Some of the News Fit to Print
BILL GATES BETS BIG ON BIG DATA SAVING SCHOOLS
Bill Gates trumpeted his numbers-driven approach to philanthropy at a Manhattan meeting with six reporters and writers recently where he laid out his wish list for how to improve data-gathering efforts to address social, health, and economic problems around the world. The world's most generous donor also launched a few missives aimed at fellow philanthropists -- who, he says, devote too much funding to disaster-relief in the wake of floods and earthquakes, and too little to sustained improvements that prevent disasters from wreaking such havoc. He also took aim at the federal government, which he said should spend more money on research and development on innovative policy reforms, particularly in public education. The article is in The National Journal.

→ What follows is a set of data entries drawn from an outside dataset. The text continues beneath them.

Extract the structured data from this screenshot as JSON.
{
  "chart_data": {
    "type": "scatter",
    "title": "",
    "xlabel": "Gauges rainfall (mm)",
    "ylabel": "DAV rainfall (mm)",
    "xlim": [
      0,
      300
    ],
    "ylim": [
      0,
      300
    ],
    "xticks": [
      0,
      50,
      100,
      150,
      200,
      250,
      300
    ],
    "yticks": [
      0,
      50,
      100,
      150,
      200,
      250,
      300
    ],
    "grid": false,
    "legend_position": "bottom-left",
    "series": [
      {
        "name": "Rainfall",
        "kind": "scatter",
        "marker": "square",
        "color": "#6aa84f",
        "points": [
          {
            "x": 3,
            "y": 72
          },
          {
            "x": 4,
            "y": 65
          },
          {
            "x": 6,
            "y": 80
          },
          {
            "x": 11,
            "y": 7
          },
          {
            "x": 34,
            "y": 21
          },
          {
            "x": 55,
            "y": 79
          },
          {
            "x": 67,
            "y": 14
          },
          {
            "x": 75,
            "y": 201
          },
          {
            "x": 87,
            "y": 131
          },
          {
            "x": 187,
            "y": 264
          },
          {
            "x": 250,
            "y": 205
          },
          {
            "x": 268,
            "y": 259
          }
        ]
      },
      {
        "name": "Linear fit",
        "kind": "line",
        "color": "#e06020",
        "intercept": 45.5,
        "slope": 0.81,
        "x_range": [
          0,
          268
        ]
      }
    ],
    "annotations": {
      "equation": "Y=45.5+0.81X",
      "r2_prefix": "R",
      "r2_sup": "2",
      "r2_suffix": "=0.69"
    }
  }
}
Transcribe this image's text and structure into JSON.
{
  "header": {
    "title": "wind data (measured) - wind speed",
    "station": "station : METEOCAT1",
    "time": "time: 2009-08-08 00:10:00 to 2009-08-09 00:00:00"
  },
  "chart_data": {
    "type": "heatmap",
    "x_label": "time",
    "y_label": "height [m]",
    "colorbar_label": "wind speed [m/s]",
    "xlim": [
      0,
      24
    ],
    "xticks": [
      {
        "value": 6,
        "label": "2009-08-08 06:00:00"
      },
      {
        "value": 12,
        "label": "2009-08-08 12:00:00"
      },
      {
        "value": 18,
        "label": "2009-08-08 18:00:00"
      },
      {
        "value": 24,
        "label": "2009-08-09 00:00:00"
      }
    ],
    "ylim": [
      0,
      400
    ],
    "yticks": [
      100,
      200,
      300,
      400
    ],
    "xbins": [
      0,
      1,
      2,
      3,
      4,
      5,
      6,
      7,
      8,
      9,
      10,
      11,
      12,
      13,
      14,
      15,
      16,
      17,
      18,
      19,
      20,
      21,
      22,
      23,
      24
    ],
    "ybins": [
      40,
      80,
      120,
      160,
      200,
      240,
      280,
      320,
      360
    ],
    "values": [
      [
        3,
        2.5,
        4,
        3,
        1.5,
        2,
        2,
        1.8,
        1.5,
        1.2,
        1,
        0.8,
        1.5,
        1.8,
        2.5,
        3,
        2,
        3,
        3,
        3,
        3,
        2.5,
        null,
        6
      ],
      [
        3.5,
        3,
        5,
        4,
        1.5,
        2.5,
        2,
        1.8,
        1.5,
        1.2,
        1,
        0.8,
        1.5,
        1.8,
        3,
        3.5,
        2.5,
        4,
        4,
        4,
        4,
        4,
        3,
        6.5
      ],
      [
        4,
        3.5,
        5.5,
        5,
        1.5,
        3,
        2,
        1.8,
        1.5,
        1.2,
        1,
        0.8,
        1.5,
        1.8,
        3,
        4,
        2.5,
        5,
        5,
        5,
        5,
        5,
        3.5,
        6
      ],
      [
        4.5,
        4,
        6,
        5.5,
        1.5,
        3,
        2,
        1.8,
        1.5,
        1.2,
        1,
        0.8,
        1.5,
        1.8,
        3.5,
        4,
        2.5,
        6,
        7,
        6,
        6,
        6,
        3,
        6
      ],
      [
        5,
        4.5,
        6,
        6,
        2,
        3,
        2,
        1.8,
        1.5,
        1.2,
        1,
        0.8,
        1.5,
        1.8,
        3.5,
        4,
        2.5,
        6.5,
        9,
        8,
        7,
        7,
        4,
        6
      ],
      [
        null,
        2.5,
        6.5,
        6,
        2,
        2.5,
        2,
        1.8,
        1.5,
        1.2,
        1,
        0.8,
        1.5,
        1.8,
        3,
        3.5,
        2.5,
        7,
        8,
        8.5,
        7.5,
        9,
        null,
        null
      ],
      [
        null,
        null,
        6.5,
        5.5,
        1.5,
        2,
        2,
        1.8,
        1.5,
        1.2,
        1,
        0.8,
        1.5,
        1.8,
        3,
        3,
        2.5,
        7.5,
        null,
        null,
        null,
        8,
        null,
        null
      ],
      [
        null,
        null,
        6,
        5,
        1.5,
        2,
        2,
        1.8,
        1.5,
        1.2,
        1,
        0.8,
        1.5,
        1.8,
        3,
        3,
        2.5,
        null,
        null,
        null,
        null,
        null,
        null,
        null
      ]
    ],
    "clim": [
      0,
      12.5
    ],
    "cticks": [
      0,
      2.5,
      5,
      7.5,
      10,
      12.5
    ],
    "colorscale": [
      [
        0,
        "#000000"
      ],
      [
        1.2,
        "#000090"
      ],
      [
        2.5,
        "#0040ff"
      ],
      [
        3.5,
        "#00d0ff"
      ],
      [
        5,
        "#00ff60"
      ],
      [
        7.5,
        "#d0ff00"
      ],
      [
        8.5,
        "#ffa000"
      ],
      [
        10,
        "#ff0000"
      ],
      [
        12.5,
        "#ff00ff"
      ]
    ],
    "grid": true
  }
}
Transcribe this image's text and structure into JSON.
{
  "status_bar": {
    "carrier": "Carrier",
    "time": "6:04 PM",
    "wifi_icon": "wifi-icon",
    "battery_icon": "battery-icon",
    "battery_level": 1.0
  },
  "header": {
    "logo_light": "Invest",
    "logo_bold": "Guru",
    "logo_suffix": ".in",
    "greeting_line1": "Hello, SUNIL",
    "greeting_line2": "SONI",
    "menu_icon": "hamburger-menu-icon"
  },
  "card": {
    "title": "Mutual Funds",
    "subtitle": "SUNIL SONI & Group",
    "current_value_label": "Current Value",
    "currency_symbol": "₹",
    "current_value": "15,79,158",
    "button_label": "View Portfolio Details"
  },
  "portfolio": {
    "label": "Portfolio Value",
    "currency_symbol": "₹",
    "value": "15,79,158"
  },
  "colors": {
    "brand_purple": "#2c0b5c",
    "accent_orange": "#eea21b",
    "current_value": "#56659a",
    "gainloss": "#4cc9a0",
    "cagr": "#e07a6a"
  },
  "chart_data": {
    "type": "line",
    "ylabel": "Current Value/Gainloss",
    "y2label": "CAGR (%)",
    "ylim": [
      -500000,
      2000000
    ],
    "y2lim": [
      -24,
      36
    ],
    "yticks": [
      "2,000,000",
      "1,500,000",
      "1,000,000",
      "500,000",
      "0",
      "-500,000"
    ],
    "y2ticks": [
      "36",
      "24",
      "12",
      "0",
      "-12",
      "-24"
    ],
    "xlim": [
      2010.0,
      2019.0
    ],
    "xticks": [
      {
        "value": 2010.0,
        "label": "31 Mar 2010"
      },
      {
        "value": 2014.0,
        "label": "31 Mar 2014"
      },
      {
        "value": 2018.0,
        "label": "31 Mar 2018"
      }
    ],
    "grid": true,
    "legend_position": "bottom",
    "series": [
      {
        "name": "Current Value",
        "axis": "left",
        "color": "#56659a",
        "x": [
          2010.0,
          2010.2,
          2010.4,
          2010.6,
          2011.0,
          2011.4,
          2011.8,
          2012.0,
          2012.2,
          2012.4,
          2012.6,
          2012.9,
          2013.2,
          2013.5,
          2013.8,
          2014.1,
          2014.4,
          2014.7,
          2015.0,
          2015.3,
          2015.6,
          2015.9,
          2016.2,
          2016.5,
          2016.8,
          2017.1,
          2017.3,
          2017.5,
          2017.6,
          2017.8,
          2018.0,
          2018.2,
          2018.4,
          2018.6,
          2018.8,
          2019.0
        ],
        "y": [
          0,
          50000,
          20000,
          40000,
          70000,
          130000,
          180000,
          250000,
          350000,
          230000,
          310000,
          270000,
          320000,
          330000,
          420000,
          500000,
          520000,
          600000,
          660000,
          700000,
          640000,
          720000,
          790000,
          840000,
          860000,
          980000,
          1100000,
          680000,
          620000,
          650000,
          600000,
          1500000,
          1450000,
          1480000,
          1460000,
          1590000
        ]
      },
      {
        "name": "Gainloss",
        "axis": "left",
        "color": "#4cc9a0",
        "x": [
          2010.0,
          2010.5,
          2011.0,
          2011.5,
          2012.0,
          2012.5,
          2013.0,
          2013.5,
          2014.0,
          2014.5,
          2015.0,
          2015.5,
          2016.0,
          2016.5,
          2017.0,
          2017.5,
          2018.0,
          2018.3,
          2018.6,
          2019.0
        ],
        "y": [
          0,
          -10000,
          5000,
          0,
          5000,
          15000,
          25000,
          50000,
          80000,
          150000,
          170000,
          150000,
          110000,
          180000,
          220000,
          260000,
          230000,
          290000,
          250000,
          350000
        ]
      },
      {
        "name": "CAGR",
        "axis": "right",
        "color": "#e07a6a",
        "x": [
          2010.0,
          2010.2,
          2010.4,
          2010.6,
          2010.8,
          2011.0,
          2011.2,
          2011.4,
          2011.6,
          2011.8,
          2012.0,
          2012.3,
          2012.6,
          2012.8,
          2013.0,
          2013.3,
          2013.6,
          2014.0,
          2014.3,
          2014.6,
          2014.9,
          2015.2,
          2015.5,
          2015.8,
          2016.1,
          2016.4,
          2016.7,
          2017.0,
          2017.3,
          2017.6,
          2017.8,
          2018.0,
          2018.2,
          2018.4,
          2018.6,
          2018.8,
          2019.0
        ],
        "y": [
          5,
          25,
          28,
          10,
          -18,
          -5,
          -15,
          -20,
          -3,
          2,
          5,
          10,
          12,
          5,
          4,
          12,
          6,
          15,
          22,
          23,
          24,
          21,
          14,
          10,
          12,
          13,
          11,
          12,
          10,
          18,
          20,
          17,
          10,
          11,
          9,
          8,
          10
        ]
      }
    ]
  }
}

CALIFORNIA ABANDONS ALGEBRA REQUIREMENT FOR EIGHTH-GRADERS
By falling in line with other states, California's state board voted last month to shift away from a 15-year policy of expecting 8th-graders to take Algebra I. The state will allow them to take either Algebra I or an alternate course that includes some algebra. New state standardized tests will focus on the alternate course -- the same one adopted under the Common Core. The article is in the San Jose Mercury News.
STATES LACK DATA ON PRINCIPALS, STUDY SAYS
While principals increasingly are moving to center stage in national debates over school improvement, a new study finds most states have little or no information about how their principals are prepared, licensed, supported, and evaluated. The article is in Education Week.
ABOUT HIGHER ED
MOOCS AND TABLET COMPUTING ARE TOP TRENDS
MOOCs and tablet computers top the list of emerging higher-education technologies in this year’s “Horizon Report,” by the New Media Consortium. The report, which has been released each year since 2004, describes six technologies that are expected to influence learning and teaching during the next five years. The technologies are divided into three tiers of varying time horizons: near term, midterm, and far term. The post is from The Chronicle of Higher Education’s Wired blog.
WHY THE ONLINE ED MOOC DIDN’T WORK
When word spread this weekend that a massive open online course about online education had to be suspended due to technology problems that left many students angry, officials from Coursera and the Georgia Institute of Technology were not available for comment. In interviews Monday, however, officials of both Coursera and Georgia Tech confirmed that the major issue concerned the ability of the 41,000 students to discuss topics in small groups, and that the technology for that feature indeed was not working. The officials also said that they were confident that fixes would be made in a short time period, and that the course would then continue. The article is in Inside Higher Ed’s Quick Takes.